An inspiring late-life high point


Backstreet Mafia 9/10

It’s hard to describe the place that Peggy occupies in the history of UK and USA folk without resorting to tired clichés and mythic descriptions, but she really is a legend of the folk scene and is one of the most inspiring, uncompromising, and important artists of any genre in the past 60 years. She has made an indelible mark on the pages of folk history and it is great to see her, with the new album, continuing to write more of her own history. 


Morning Star

First Farewell has plenty of the elements her fans love: humour that is wry but never unkind, sweetly crafted tunes that sound fresh and ancient and songs that could be lullaby and lament in one.

 

 The Arts Desk 

First Farewell, is hardly the sound of an octogenarian.  “Be relevant” is the advice Seeger gives to young songwriters – and she herself remains as relevant as ever. 


Spiral Earth

Peggy Seeger is an irrepressible tour de force of an artist.

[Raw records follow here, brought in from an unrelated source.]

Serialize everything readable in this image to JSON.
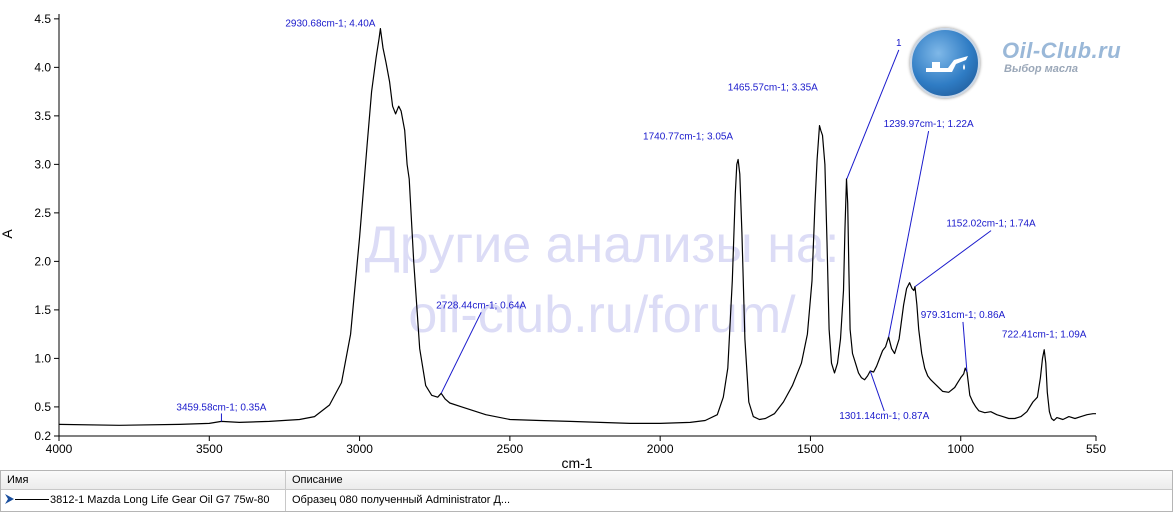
{
  "chart_data": {
    "type": "line",
    "xlabel": "cm-1",
    "ylabel": "A",
    "xlim": [
      4000,
      550
    ],
    "ylim": [
      0.2,
      4.55
    ],
    "x_ticks": [
      4000,
      3500,
      3000,
      2500,
      2000,
      1500,
      1000,
      550
    ],
    "x_tick_labels": [
      "4000",
      "3500",
      "3000",
      "2500",
      "2000",
      "1500",
      "1000",
      "550"
    ],
    "y_ticks": [
      0.2,
      0.5,
      1.0,
      1.5,
      2.0,
      2.5,
      3.0,
      3.5,
      4.0,
      4.5
    ],
    "y_tick_labels": [
      "0.2",
      "0.5",
      "1.0",
      "1.5",
      "2.0",
      "2.5",
      "3.0",
      "3.5",
      "4.0",
      "4.5"
    ],
    "series": [
      {
        "name": "3812-1 Mazda Long Life Gear Oil G7 75w-80",
        "x": [
          4000,
          3800,
          3600,
          3500,
          3459.58,
          3400,
          3300,
          3200,
          3150,
          3100,
          3060,
          3030,
          3000,
          2975,
          2960,
          2945,
          2935,
          2930.68,
          2922,
          2912,
          2900,
          2890,
          2880,
          2870,
          2862,
          2850,
          2842,
          2835,
          2820,
          2800,
          2780,
          2760,
          2740,
          2728.44,
          2715,
          2700,
          2660,
          2620,
          2580,
          2500,
          2400,
          2300,
          2200,
          2100,
          2000,
          1900,
          1850,
          1810,
          1790,
          1775,
          1760,
          1750,
          1745,
          1740.77,
          1735,
          1728,
          1718,
          1705,
          1690,
          1670,
          1650,
          1620,
          1590,
          1560,
          1530,
          1510,
          1495,
          1485,
          1478,
          1470,
          1465.57,
          1460,
          1452,
          1445,
          1438,
          1430,
          1420,
          1410,
          1400,
          1390,
          1385,
          1380,
          1376,
          1372,
          1368,
          1360,
          1350,
          1340,
          1330,
          1320,
          1310,
          1301.14,
          1290,
          1280,
          1270,
          1260,
          1250,
          1239.97,
          1230,
          1220,
          1205,
          1190,
          1180,
          1170,
          1162,
          1156,
          1152.02,
          1146,
          1140,
          1130,
          1120,
          1110,
          1100,
          1080,
          1060,
          1040,
          1020,
          1010,
          1000,
          990,
          985,
          979.31,
          975,
          970,
          960,
          950,
          940,
          920,
          900,
          880,
          860,
          840,
          820,
          800,
          780,
          760,
          745,
          735,
          728,
          722.41,
          717,
          712,
          705,
          698,
          690,
          680,
          660,
          640,
          620,
          600,
          580,
          560,
          550
        ],
        "values": [
          0.32,
          0.31,
          0.32,
          0.33,
          0.35,
          0.34,
          0.35,
          0.37,
          0.4,
          0.52,
          0.75,
          1.25,
          2.25,
          3.2,
          3.75,
          4.1,
          4.3,
          4.4,
          4.2,
          4.05,
          3.85,
          3.6,
          3.52,
          3.6,
          3.55,
          3.35,
          3.0,
          2.85,
          2.0,
          1.1,
          0.72,
          0.62,
          0.6,
          0.64,
          0.58,
          0.54,
          0.5,
          0.46,
          0.42,
          0.37,
          0.36,
          0.35,
          0.34,
          0.33,
          0.33,
          0.34,
          0.36,
          0.42,
          0.6,
          0.9,
          1.8,
          2.7,
          3.0,
          3.05,
          2.9,
          2.3,
          1.2,
          0.55,
          0.4,
          0.37,
          0.38,
          0.43,
          0.55,
          0.72,
          0.95,
          1.25,
          1.8,
          2.6,
          3.05,
          3.4,
          3.35,
          3.3,
          3.0,
          2.2,
          1.3,
          0.95,
          0.85,
          0.95,
          1.2,
          1.7,
          2.35,
          2.85,
          2.6,
          1.9,
          1.3,
          1.05,
          0.95,
          0.85,
          0.8,
          0.78,
          0.82,
          0.87,
          0.86,
          0.92,
          1.0,
          1.08,
          1.12,
          1.22,
          1.1,
          1.05,
          1.2,
          1.55,
          1.72,
          1.78,
          1.72,
          1.7,
          1.74,
          1.55,
          1.3,
          1.05,
          0.9,
          0.82,
          0.78,
          0.72,
          0.66,
          0.65,
          0.7,
          0.75,
          0.8,
          0.84,
          0.9,
          0.86,
          0.75,
          0.62,
          0.55,
          0.5,
          0.46,
          0.44,
          0.45,
          0.42,
          0.4,
          0.38,
          0.38,
          0.4,
          0.45,
          0.55,
          0.6,
          0.8,
          1.0,
          1.09,
          0.95,
          0.65,
          0.45,
          0.38,
          0.36,
          0.39,
          0.37,
          0.4,
          0.38,
          0.4,
          0.42,
          0.43,
          0.43
        ]
      }
    ],
    "annotations": [
      {
        "x": 2930.68,
        "y": 4.4,
        "text": "2930.68cm-1; 4.40A"
      },
      {
        "x": 3459.58,
        "y": 0.35,
        "text": "3459.58cm-1; 0.35A"
      },
      {
        "x": 2728.44,
        "y": 0.64,
        "text": "2728.44cm-1; 0.64A"
      },
      {
        "x": 1740.77,
        "y": 3.05,
        "text": "1740.77cm-1; 3.05A"
      },
      {
        "x": 1465.57,
        "y": 3.35,
        "text": "1465.57cm-1; 3.35A"
      },
      {
        "x": 1379,
        "y": 2.85,
        "text": "1"
      },
      {
        "x": 1239.97,
        "y": 1.22,
        "text": "1239.97cm-1; 1.22A"
      },
      {
        "x": 1152.02,
        "y": 1.74,
        "text": "1152.02cm-1; 1.74A"
      },
      {
        "x": 979.31,
        "y": 0.86,
        "text": "979.31cm-1; 0.86A"
      },
      {
        "x": 722.41,
        "y": 1.09,
        "text": "722.41cm-1; 1.09A"
      },
      {
        "x": 1301.14,
        "y": 0.87,
        "text": "1301.14cm-1; 0.87A"
      }
    ],
    "grid": false,
    "line_color": "#000000",
    "annotation_color": "#1a1acc"
  },
  "watermark": {
    "line1": "Другие анализы на:",
    "line2": "oil-club.ru/forum/"
  },
  "brand": {
    "name": "Oil-Club.ru",
    "tagline": "Выбор масла"
  },
  "table": {
    "headers": [
      "Имя",
      "Описание"
    ],
    "rows": [
      {
        "name": "3812-1 Mazda Long Life Gear Oil G7 75w-80",
        "description": "Образец 080 полученный Administrator Д..."
      }
    ]
  }
}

The intimacy created by the sparse production and family surroundings makes this a rather special record. The quality and variety of the music being up there with her finest work. 


PRS -M for Music Magazine

Always innovating, and always ahead of the curve. 


Uncut Magazine

Seeger is setting standards, digging deep into her own culture, showing the way.  She’s continuing to build her own musical ecosystem, and it’s magical.  Absolutely magical.


Martin Carthy (in Uncut)

She can’t half bloody write.


RocknReel Magazine (RnR issue 87) - Ken Hunt

"First Farewell is a joy ride, sometimes white-knuckle."


No Depression

Peggy Seeger Caps Career with Stunning ‘First Farewell’. If First Farewell is indeed Seeger’s sign-off, as her PR statements suggest, it’s a stellar conclusion to an eminent career.


God is in the TV 

‘The Invisible Woman’ is a really important, beautiful, and powerful song that reflects on aging and gender, exploring the way that many women can be rendered invisible as they grow older.   This is a song deep with candour that stirs the emotions and raises important questions about why society tends to erase and push certain people towards the margins, when they should not be. https://www.godisinthetvzine.co.uk/2021/02/05/news-peggy-seeger-announces-the-release-of-new-single-the-invisible-woman/


Fresh on the Net

The Invisible Woman (from First Farewell). Well this track has been both a talking point and a pleasant surprise. 85-year-old American Folk legend Peggy Seeger, now recording for indie label Red Grape, must be (and Tom or Steve can correct me if I’m wrong) our eldest artist both to make the Listening Post and to be emphatically voted into our Fresh Faves. Peggy’s past history is a matter of record. She was married to Ewan MacColl and clashed with McCarthy and the US establishment with her forthright ideas about politics and women’s rights. So much so that it was not until 1994 that she returned to the States. She is also the inspiration for Ewan’s song The First Time Ever I Saw Your Face, which happens to be my wife’s favourite song of all-time. Wind the clock on to 2021 and we find Peggy delivering sardonic humour as she wonders aloud about exactly when she became so invisible, even claiming to have danced down the street in lacy underwear and still failed to be noticed! The song is skilfully written, lyrically clever in that it is humorous but makes its point and adds a touch of defiance in its final verse. A delightful pot of organically fresh ingredients stirred into an unfussy and very tasty casserole. Her voice certainly shows no signs of age-related deterioration, and the picking acoustic guitar sparkles throughout. Don’t write her off just yet.